[Gluster-devel] inode linking in GlusterFS NFS server

2014-07-07 Thread Raghavendra Bhat


Hi,

As per my understanding nfs server is not doing inode linking in 
readdirp callback. Because of this there might be some errors while 
dealing with virtual inodes (or gfids). As of now meta, gfid-access and 
snapview-server (used for user serviceable snapshots) xlators makes use 
of virtual inodes with random gfids. The situation is this:


Say User serviceable snapshot feature has been enabled and there are 2 
snapshots (snap1 and snap2). Let /mnt/nfs be the nfs mount. Now the 
snapshots can be accessed by entering .snaps directory.  Now if snap1 
directory is entered and *ls -l* is done (i.e. cd 
/mnt/nfs/.snaps/snap1 and then ls -l),  the readdirp fop is sent to 
the snapview-server xlator (which is part of a daemon running for the 
volume), which talks to the corresponding snapshot volume and gets the 
dentry list. Before unwinding it would have generated random gfids for 
those dentries.


Now nfs server upon getting readdirp reply, will associate the gfid with 
the filehandle created for the entry. But without linking the inode, it 
would send the readdirp reply back to nfs client. Now next time when nfs 
client makes some operation on one of those filehandles, nfs server 
tries to resolve it by finding the inode for the gfid present in the 
filehandle. But since the inode was not linked in readdirp, inode_find 
operation fails and it tries to do a hard resolution by sending the 
lookup operation on that gfid to the normal main graph. (The information 
on whether the call should be sent to main graph or snapview-server 
would be present in the inode context. But here the lookup has come on a 
gfid with a newly created inode where the context is not there yet. So 
the call would be sent to the main graph itself). But since the gfid is 
a randomly generated virtual gfid (not present on disk), the lookup 
operation fails giving error.


As per my understanding this can happen with any xlator that deals with 
virtual inodes (by generating random gfids).
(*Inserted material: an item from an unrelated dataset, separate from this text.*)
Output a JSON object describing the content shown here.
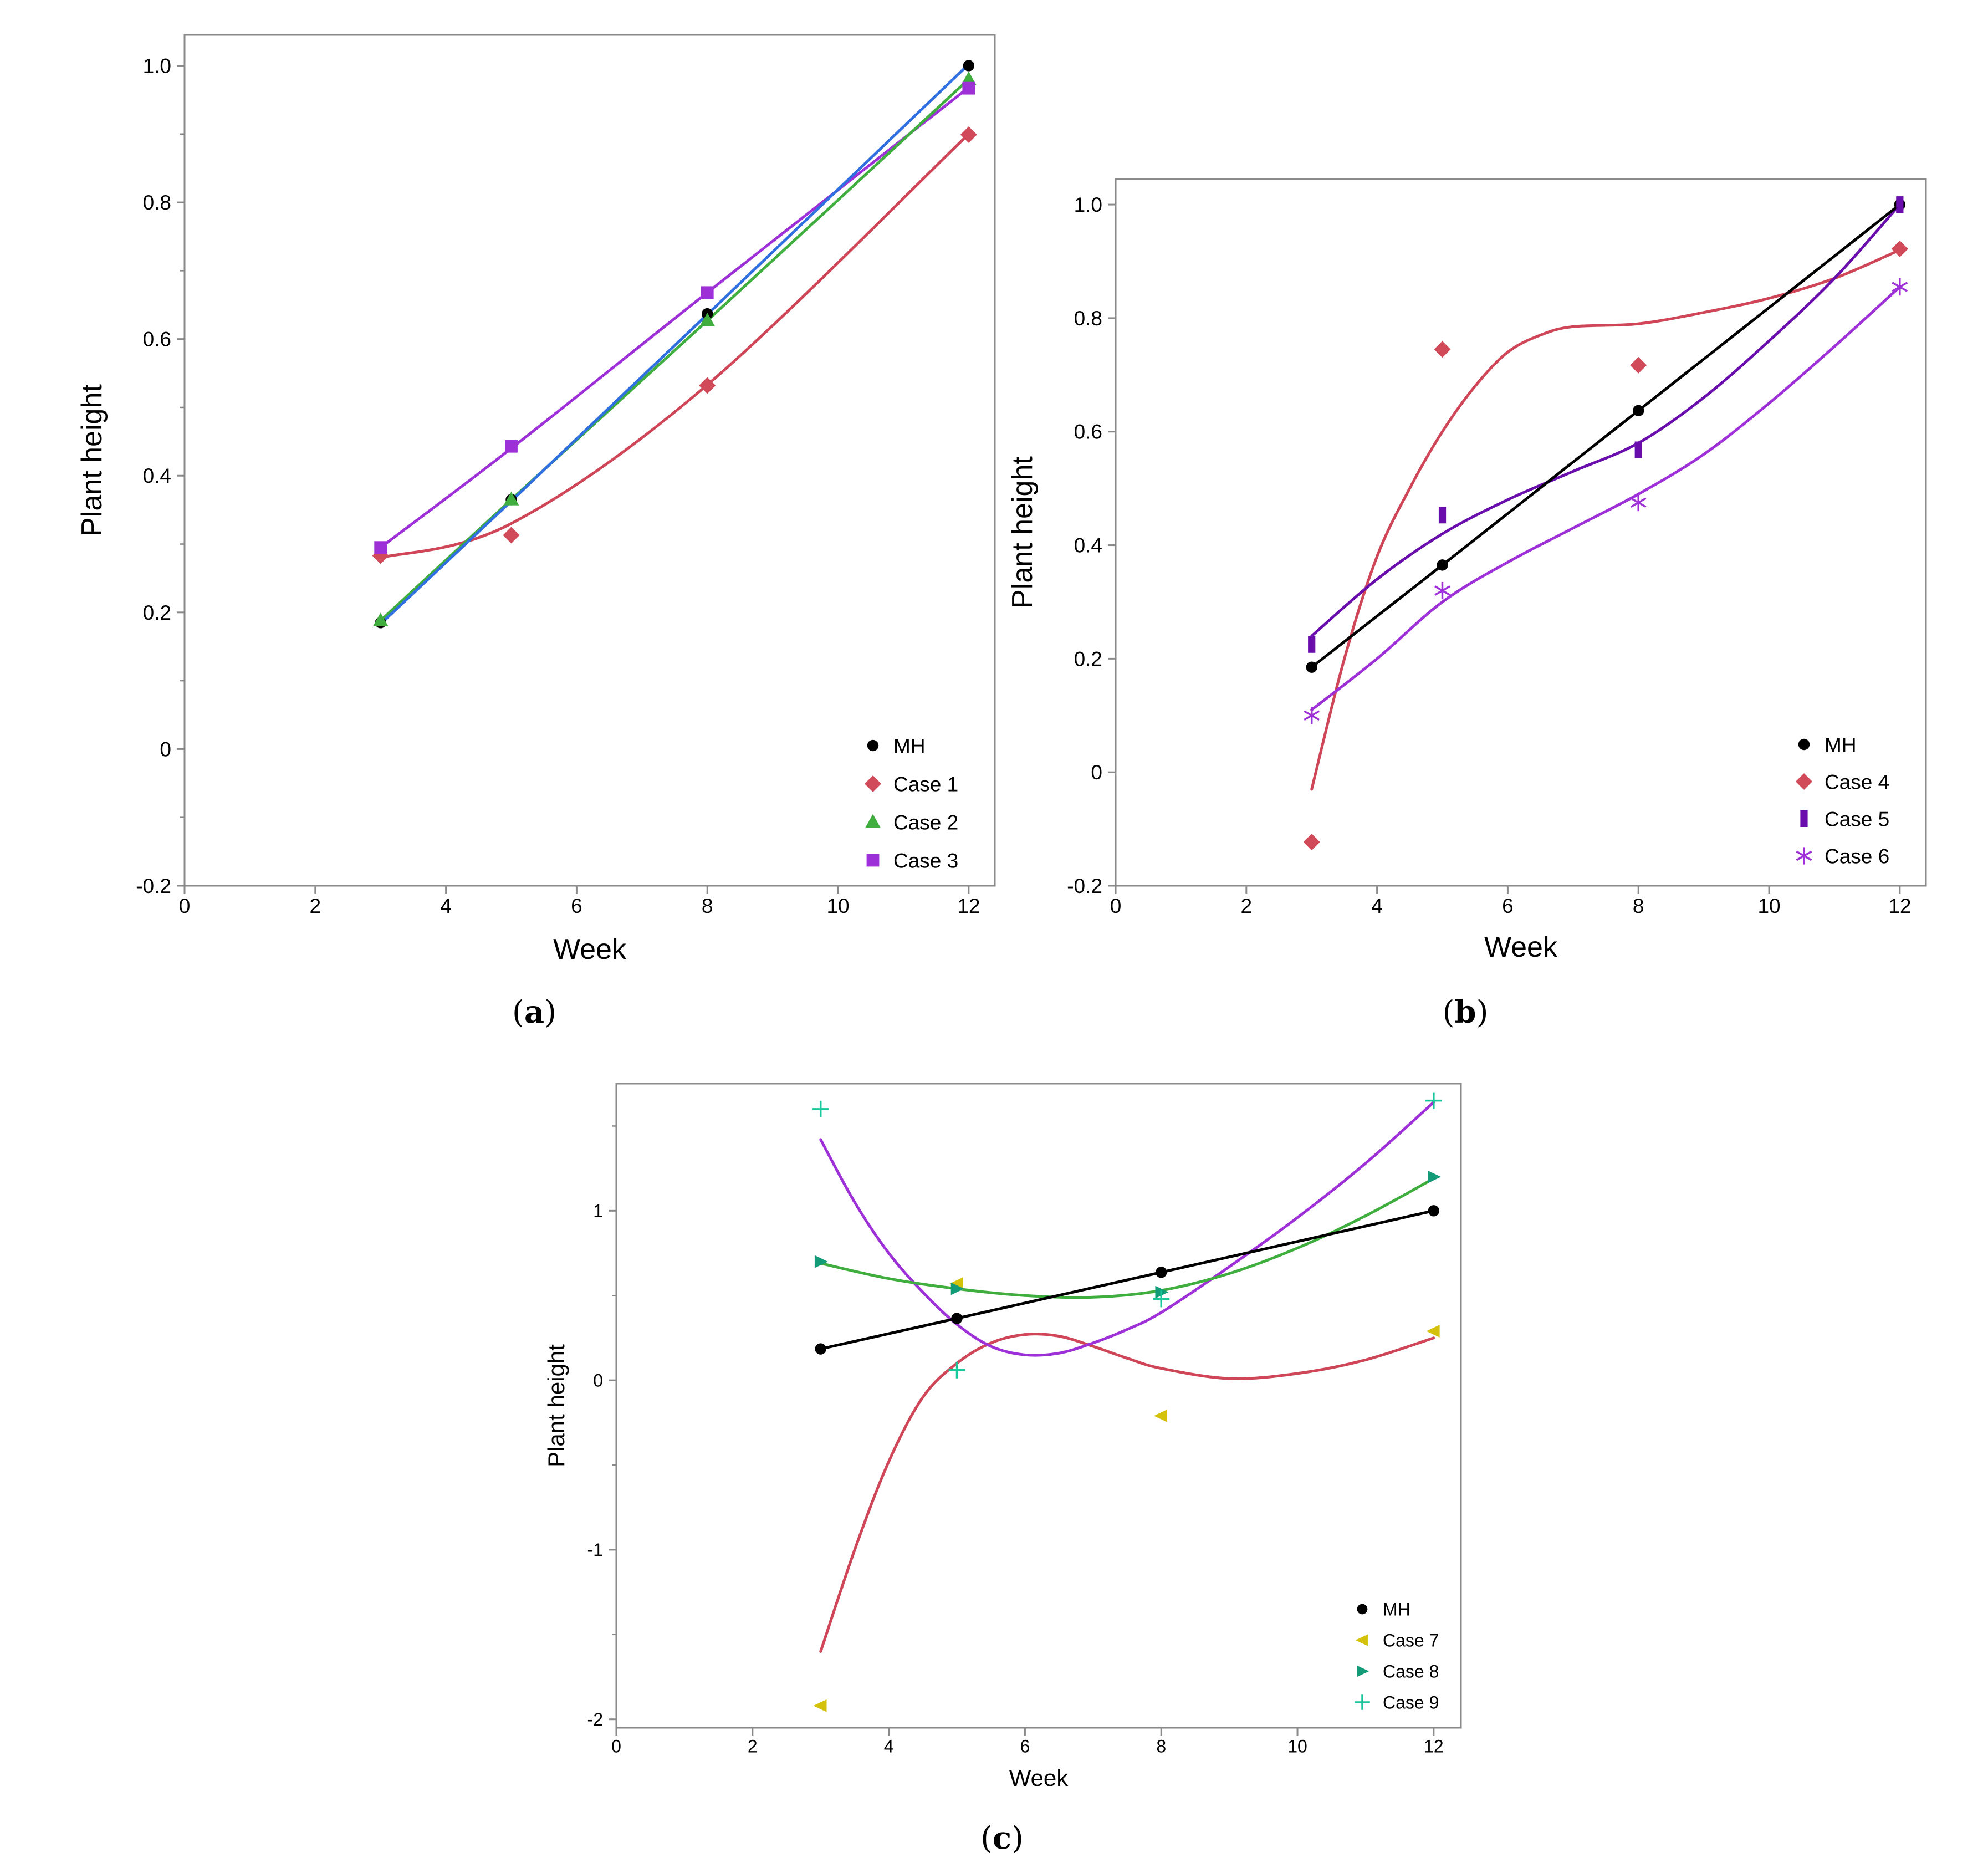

I can think of these 2 methods to handle this:
1)  do inode linking for readdirp also in nfs server
2)  If lookup operation fails, snapview-client xlator (which actually 
redirects the fops on snapshot world to snapview-server by looking into 
the inode context) should check if the failed lookup is a nameless 
lookup. If so, AND the gfid of the inode is NULL AND lookup has come 
from main graph, then instead of unwinding the lookup with failure, send 
it to snapview-server which might be able to find the inode for the gfid 
(as the gfid was generated by itself, it should be able to find the 
inode for that gfid unless and until it has been purged from the inode 
table).



Please let me know if I have missed anything. Please provide feedback.

Regards,
Raghavendra Bhat
___
Gluster-devel mailing list
Gluster-devel@gluster.org
http://supercolony.gluster.org/mailman/listinfo/gluster-devel


Re: [Gluster-devel] inode linking in GlusterFS NFS server

2014-07-07 Thread Anand Avati
On Mon, Jul 7, 2014 at 12:48 PM, Raghavendra Bhat rab...@redhat.com wrote:


 Hi,

 As per my understanding nfs server is not doing inode linking in readdirp
 callback. Because of this there might be some errors while dealing with
 virtual inodes (or gfids). As of now meta, gfid-access and snapview-server
 (used for user serviceable snapshots) xlators makes use of virtual inodes
 with random gfids. The situation is this:

 Say User serviceable snapshot feature has been enabled and there are 2
 snapshots (snap1 and snap2). Let /mnt/nfs be the nfs mount. Now the
 snapshots can be accessed by entering .snaps directory.  Now if snap1
 directory is entered and *ls -l* is done (i.e. cd /mnt/nfs/.snaps/snap1
 and then ls -l),  the readdirp fop is sent to the snapview-server xlator
 (which is part of a daemon running for the volume), which talks to the
 corresponding snapshot volume and gets the dentry list. Before unwinding it
 would have generated random gfids for those dentries.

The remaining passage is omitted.